By loosening the 2mm allen bolts (center top and center middle of the photo), a rider can rotate the central platform a maximum of 20° to the left or right, allowing his or her foot to rest more naturally on the pedal.
As an added thought, a slide-out tray large enough to carry a basic multitool fits neatly beneath, although you could carry a whole range of things there.
Possibly the most appropriate use for this would be on a City Bike or Trekking Bike, preferably a pedelec since these are weighty pedals.
The second item, an adjustable crank, addresses the issue of crank length.
The most common range of crank lengths range from 160mm to 175mm.
This length is a “center-to-center” measurement, from the center of the spindle to the center of the pedal.

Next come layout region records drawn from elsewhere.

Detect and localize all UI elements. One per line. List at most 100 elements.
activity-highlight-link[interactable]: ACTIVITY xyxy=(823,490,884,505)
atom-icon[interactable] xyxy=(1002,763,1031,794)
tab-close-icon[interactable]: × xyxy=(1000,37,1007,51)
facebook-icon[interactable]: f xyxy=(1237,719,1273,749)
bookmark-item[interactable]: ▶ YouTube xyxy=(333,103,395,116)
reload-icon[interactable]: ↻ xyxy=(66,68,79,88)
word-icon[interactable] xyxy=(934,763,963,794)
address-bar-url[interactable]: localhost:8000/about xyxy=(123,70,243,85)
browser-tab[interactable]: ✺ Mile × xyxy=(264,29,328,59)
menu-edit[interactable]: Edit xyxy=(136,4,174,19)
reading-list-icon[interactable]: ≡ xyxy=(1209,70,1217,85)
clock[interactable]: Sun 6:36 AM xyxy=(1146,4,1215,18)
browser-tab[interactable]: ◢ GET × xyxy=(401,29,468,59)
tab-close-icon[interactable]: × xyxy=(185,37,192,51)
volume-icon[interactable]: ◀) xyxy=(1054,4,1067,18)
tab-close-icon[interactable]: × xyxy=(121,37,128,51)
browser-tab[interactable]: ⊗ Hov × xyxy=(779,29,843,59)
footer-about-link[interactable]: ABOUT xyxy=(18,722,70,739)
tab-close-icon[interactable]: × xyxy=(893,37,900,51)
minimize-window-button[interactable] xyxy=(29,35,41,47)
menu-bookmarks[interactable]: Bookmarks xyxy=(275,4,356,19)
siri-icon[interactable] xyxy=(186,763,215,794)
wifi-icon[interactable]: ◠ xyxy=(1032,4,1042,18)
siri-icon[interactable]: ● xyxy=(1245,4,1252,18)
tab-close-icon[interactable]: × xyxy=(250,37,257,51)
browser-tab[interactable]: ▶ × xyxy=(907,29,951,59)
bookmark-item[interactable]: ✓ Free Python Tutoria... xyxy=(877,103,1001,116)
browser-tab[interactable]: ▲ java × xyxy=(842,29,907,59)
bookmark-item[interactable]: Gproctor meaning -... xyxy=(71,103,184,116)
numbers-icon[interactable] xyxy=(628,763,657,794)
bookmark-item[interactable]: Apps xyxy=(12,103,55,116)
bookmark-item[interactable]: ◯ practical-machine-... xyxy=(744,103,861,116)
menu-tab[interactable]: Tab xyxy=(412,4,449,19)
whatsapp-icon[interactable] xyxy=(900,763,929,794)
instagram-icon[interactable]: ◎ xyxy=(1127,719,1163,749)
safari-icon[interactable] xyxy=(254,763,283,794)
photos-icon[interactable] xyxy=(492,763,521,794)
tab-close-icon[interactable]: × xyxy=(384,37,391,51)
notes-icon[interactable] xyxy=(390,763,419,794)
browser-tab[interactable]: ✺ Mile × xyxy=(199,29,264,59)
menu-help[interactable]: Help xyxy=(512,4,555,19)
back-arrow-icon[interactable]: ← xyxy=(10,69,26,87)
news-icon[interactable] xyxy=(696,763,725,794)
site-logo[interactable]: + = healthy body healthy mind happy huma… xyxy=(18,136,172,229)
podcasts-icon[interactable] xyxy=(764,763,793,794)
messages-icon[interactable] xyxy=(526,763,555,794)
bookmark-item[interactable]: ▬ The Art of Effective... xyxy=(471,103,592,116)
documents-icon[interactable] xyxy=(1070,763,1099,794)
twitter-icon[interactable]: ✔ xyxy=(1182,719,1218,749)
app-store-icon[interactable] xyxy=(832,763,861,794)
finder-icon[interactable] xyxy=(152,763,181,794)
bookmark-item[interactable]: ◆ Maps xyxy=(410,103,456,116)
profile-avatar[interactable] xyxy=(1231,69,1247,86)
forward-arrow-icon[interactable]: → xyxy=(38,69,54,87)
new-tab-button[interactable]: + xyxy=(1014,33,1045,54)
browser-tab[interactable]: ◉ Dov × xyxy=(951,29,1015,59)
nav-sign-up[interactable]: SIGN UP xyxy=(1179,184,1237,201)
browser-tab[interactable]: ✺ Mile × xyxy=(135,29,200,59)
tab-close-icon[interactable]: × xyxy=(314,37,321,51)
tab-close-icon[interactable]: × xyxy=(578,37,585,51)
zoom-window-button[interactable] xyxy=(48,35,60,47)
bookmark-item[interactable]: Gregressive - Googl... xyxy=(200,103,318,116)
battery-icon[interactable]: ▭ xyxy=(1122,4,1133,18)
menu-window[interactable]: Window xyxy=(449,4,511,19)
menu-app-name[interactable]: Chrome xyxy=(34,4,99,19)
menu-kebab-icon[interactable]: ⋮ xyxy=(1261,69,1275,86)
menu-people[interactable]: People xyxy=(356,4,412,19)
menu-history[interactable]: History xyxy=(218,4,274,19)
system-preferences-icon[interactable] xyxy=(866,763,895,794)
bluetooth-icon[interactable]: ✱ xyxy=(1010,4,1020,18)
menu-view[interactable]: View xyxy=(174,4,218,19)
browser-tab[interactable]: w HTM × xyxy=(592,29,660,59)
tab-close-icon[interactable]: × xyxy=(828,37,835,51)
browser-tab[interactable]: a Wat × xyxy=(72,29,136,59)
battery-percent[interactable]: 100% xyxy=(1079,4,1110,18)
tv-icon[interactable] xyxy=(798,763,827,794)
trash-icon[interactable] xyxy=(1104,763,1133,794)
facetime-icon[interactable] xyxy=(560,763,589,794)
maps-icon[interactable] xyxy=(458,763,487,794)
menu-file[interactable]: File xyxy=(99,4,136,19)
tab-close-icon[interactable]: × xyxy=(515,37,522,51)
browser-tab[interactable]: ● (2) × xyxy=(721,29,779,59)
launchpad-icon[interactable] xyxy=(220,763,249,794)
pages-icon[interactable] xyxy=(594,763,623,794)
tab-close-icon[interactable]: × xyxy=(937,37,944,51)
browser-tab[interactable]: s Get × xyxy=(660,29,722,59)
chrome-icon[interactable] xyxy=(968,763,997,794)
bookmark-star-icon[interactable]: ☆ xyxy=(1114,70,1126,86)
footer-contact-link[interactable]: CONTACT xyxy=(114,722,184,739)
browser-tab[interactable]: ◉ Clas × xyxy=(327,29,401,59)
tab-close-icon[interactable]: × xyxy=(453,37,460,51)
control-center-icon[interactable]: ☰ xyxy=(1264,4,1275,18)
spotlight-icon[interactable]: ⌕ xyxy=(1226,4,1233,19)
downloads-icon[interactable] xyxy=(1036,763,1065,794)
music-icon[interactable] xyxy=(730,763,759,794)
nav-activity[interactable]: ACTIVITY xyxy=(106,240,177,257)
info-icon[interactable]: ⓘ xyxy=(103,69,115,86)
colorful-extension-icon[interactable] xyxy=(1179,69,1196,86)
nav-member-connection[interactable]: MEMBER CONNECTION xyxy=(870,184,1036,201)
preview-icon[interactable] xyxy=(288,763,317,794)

The mechanism works through fitting the blocks into different configurations which are then secured in position by a bolt.
TAICHUNG BIKE WEEK 2021, 2022
Taichung Bike Week 2021 is set to go ahead from September 28-October 1.
The likelihood of TBW being held this year, however, is minimal given the resurgence of the Covid 19 pandemic in many parts of the world as we head into the summer.
Most companies see Taipei Cycle 2022 as the most likely first exhibition event to attend post-pandemic.
I wrote previously that given the disruptions of 2018—date changes for Eurobike, Taipei Cycle, and Taichung Bike Week—were now history,TBW’s future looked solid.
That is still the case, although there still exists the potential of a clash with Eurobike should TBW be held around the same time.
With Eurobike’s shift away from being a dealer show to more of an industry show, and Eurobike seeking to attract the product managers who are the target of Taichung Bike Week, if you only have time and budget to attend one, which one would it be?
The answer perhaps lies in Eurobike’s superficial, shall we say, turn to resemble Taichung Bike Week. You go to Taichung Bike Week with laser-focused objectives in mind; you go to Eurobike with a broad variety of objectives in mind.
TBW’s short term future rests on significant progress in vanquishing the pandemic. Don’t expect TBW to resume before October or November of 2022 at the earliest.
In the longer term, a possible move to the new Minamata Convention Center near the airport may be an issue: Taichung Bike Week becomes a good deal less attractive to companies if it turns out to be more expensive and more inconvenient.